23 January 2020
Profile Books and Aitken Alexander are delighted to announce Peter Riley as winner of the inaugural Profile Aitken Alexander Non-Fiction Prize for the best debut trade non-fiction proposal from an academic.
Peter Riley’s winning proposal, Strandings—for a book about beached whales and the remarkable people whose secret lives revolve around them—earns him a £25,000 publishing contract with Profile Books and representation by Aitken Alexander Associates literary agency.
“I entered this prize because I was interested in speaking to a broader audience than conventional academic publishing usually allows,” says Riley; “being shortlisted for this prize was brilliant enough; winning it has been life-changing.” A literary academic and Melville scholar at The University of Exeter, Riley has been on the trail of the mysterious whale scavengers since an unforgettable encounter in his teens.
“Strandings wasn’t at all the sort of thing we thought we would find when we launched the prize,” says Ed Lake, Editorial Director at Profile Books. “Peter is a Melville expert, and in Strandings, with its wild cast of characters, oblique political meditations and sense of the absurd, he channels a very Melvillian spirit. But this is a strange and bold take on contemporary nature writing, and it emerges from a lifelong personal obsession as much as it does from Peter’s scholarly interests. The one thing we were clear about was that his story and his writing were just extraordinary.”

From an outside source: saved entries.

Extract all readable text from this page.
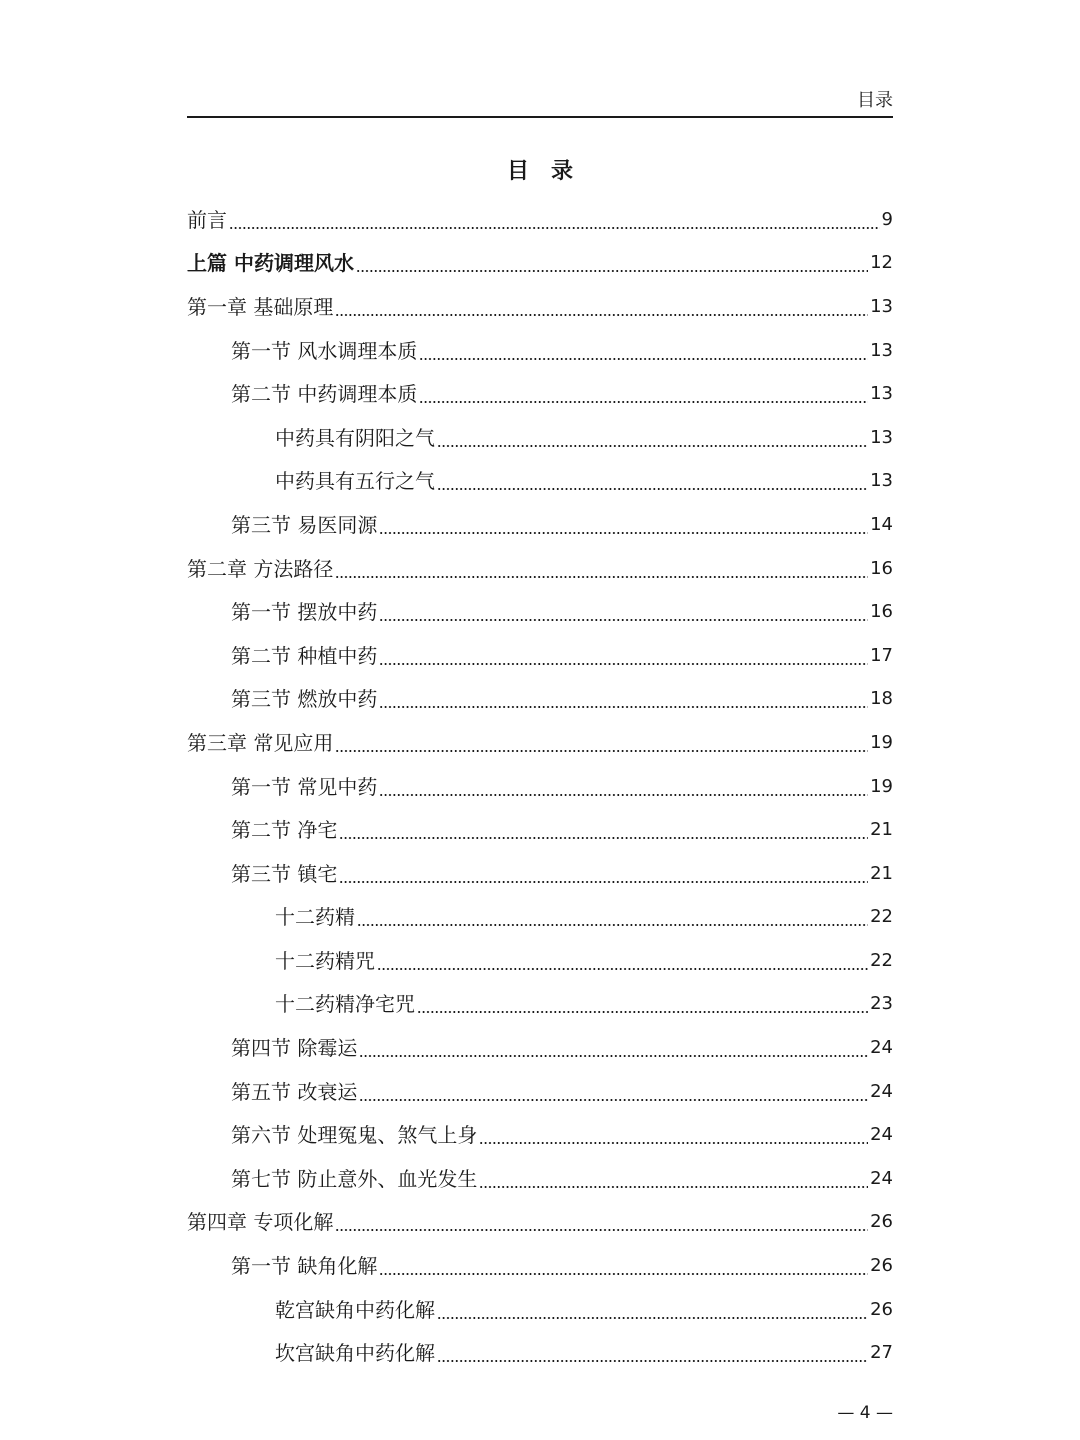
目录
目录
前言	9
上篇 中药调理风水	12
第一章 基础原理	13
第一节 风水调理本质	13
第二节 中药调理本质	13
中药具有阴阳之气	13
中药具有五行之气	13
第三节 易医同源	14
第二章 方法路径	16
第一节 摆放中药	16
第二节 种植中药	17
第三节 燃放中药	18
第三章 常见应用	19
第一节 常见中药	19
第二节 净宅	21
第三节 镇宅	21
十二药精	22
十二药精咒	22
十二药精净宅咒	23
第四节 除霉运	24
第五节 改衰运	24
第六节 处理冤鬼、煞气上身	24
第七节 防止意外、血光发生	24
第四章 专项化解	26
第一节 缺角化解	26
乾宫缺角中药化解	26
坎宫缺角中药化解	27
— 4 —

Chris Wellbelove said: “Strandings is on the one hand about British eccentricity, but on the other is about ideas that are universal: obsession, our connection with the animal world, and the plight of our oceans and the creatures that inhabit them. We can’t wait to share it with readers and publishers all over the world.”
Lake and Wellbelove, alongside Matthew Reisz, Books Editor at Times Higher Education, historian and professor Margaret MacMillan and mathematician and author Eugenia Cheng, selected Riley’s proposal from more than eighty entries submitted from academics across the UK and internationally, writing on subjects ranging from the uses of graphene to the history of Fire Island.
Scholar Claire Horn’s Eve, a proposal about the likely social ramifications of artificial human gestation, was highly commended by the judges.
The 2020 Profile Aitken Alexander Non-Fiction Prize
Owing to Covid-19 restrictions, the deadline for the Profile Aitken Alexander Nonfiction Prize has been extended to June 30, 2020. The prize was set up to encourage popular writing from expert voices. It offers a £25,000 publishing contract to the author of the best trade nonfiction proposal, as determined by a panel of judges.
The competition is open to those with a PhD or an equivalent qualification, graduate-level lecturers in a University or College, and senior researchers at an institute or think-tank. The submission must be for an author’s first trade non-fiction book and must be focused on an area in which the entrant holds a post-graduate qualification. Submissions must be written in English and take the form of a 3,000-4,000 word outline or essay setting out the intended subject, argument and approach for a non-fiction trade book. The closing date for entries is June 30, 2020, and the winner and three runners-up will be selected by a panel of judges.
The inaugural 2019 prize went to Peter Riley’s Strandings, a proposed work of literary nonfiction about whale strandings. “I entered this prize because I was interested in speaking to a broader audience than conventional academic publishing usually allows,” said Riley, a literary academic and Melville scholar at the University of Exeter. “Being shortlisted for this prize was brilliant enough; winning it has been life-changing.”
To enter, please email your proposal in Word format to: [email protected]
Further details here.
Full terms and conditions of the prize
1) Eligibility
- The competition is only open to those with a PhD or an equivalent qualification, graduate-level lecturers in a University or College, and senior researchers at an institute or think tank.
- Submissions must be focused on a subject in which the submitter holds a post-graduate qualification.
- The submission must be for the author’s first trade non-fiction book. Submitters who have been previously published trade non-fiction in their field will not be eligible.
- The decision of the Prize Judges as to whether a work is eligible shall be final and binding.
2) Submission Format
- The submission should take the form of a 3,000-4,000 word outline or essay setting out the intended subject, argument and approach for a non-fiction trade book.
- The authors of the three best submissions as determined by the panel of prize judges will receive guidance from agents at Aitken Alexander, either in person in London or by phone, to produce an expanded book proposal. The best proposal as determined by the judges will receive a £25,000 advance and a publishing agreement with Profile Books, care of Aitken Alexander Associates.
3) Rules of Entry (how to submit a proposal)
- [email protected]
- Proposals must be written in the English language.
- Proposals must be submitted directly by the author.
- Proposals may have no more than two authors.
- Only one proposal may be entered by each author.
- Proposals must be submitted by June 30, 2020.
4) Conditions of the Prize
- Profile Books retains the right of first refusal to publish every submission, which persists until the announcement of the winner.
- Any publication agreement entered into as a result of the prize may only be cancelled in accordance with normal warranties as set out in the contract.
- Any offers of publication will include all rights including audio, eBook, and translation.